Artinya, positifnya data penjualan ritel mampu menjadi fondasi bagi pertumbuhan ekonomi AS yang kuat di kuartal IV-2018. Pasalnya, konsumsi berkontribusi nyaris 70% bagi perekonomian Negeri Paman Sam.
Hal ini bisa kembali menjadi alasan bagi The Federal Reserve/The Fed untuk mengerek suku bunga acuannya sekali lagi di tahun ini, yakni di Bulan Desember mendatang.
Mengutip situs resmi CME Group yang merupakan pengelola bursa derivatif terkemuka di dunia, berdasarkan harga kontrak Fed Fund futures per 14 November 2018, kemungkinan bahwa the Fed akan menaikkan suku bunga acuan sebanyak 25 basis poin (bps) bulan Desember adalah sebesar 72,3%, peluang yang cukup besar.
Kemudian, perkembangan mengenai perang dagang AS-China cukup mengkhawatirkan.
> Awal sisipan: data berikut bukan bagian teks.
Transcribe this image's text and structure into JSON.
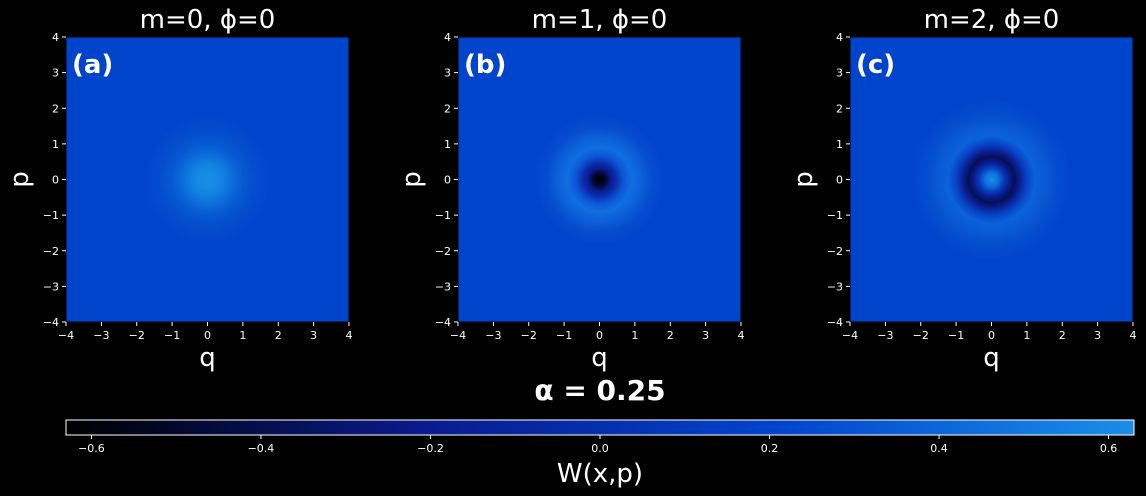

Financial Times sempat menyebut bahwa Kepala Perwakilan Dagang AS Robert Lighthizer telah bertemu dengan para pengusaha dan berjanji untuk menunda pengenaan bea masuk baru kepada China untuk sementara.
Namun, kantor Perwakilan Dagang AS kemudian mengeluarkan pernyataan yang menyanggah kabar tersebut.
"Tidak ada kehadiran beliau di hadapan para pengusaha dan menyatakan bahwa pengenaan bea masuk ditunda. Kerangka bea masuk masih sesuai dengan rencana. Laporan yang menyebutkan sebaliknya adalah tidak benar," tegas pernyataan tersebut.
Sebagai informasi, pada September 2018 AS resmi mengenakan bea masuk 10% atas importasi produk asal China senilai US$ 200 miliar. Presiden AS Donald Trump kemudian mengancam akan mengenakan bea masuk baru lainnya yang menyasar importasi produk China senilai US$ 267 miliar.
Kombinasi kedua sentimen di atas lantas membuat dolar AS masih digemari investor. Meski demikian, dolar AS juga tidak mampu menguat banyak-banyak. Pasalnya, pasca terdepresiasi sebesar 1,69% pada perdagangan kemarin, poundsterling mulai menunjukkan tajinya hari ini. Mata uang Negeri Ratu Elizabeth itu menguat 0,38% terhadap dolar AS hingga pukul 15.30 WIB.
Kemarin, pounds tertekan oleh keputusan Dominic Raab, Menteri Urusan Brexit Inggris, memutuskan mundur dari kabinet. Dia menyatakan tidak bisa menerima kesepakatan yang tercapai di level kabinet.
Perkembangan ini membuat situasi Brexit kembali runyam. Apalagi setelah selesai di kabinet, draft kesepakatan Brexit harus dibahas di parlemen. Pengunduran diri Raab bisa menjadi senjata bagi oposisi untuk menjegal.
Artinya, risiko besar bernama No Deal Brexit (Inggris tidak mendapat apa-apa) kembali mengemuka. Jika ini terjadi, maka akan menjadi kerugian besar bagi pelaku usaha Inggris karena bisa dipersulit untuk masuk ke Eropa Daratan.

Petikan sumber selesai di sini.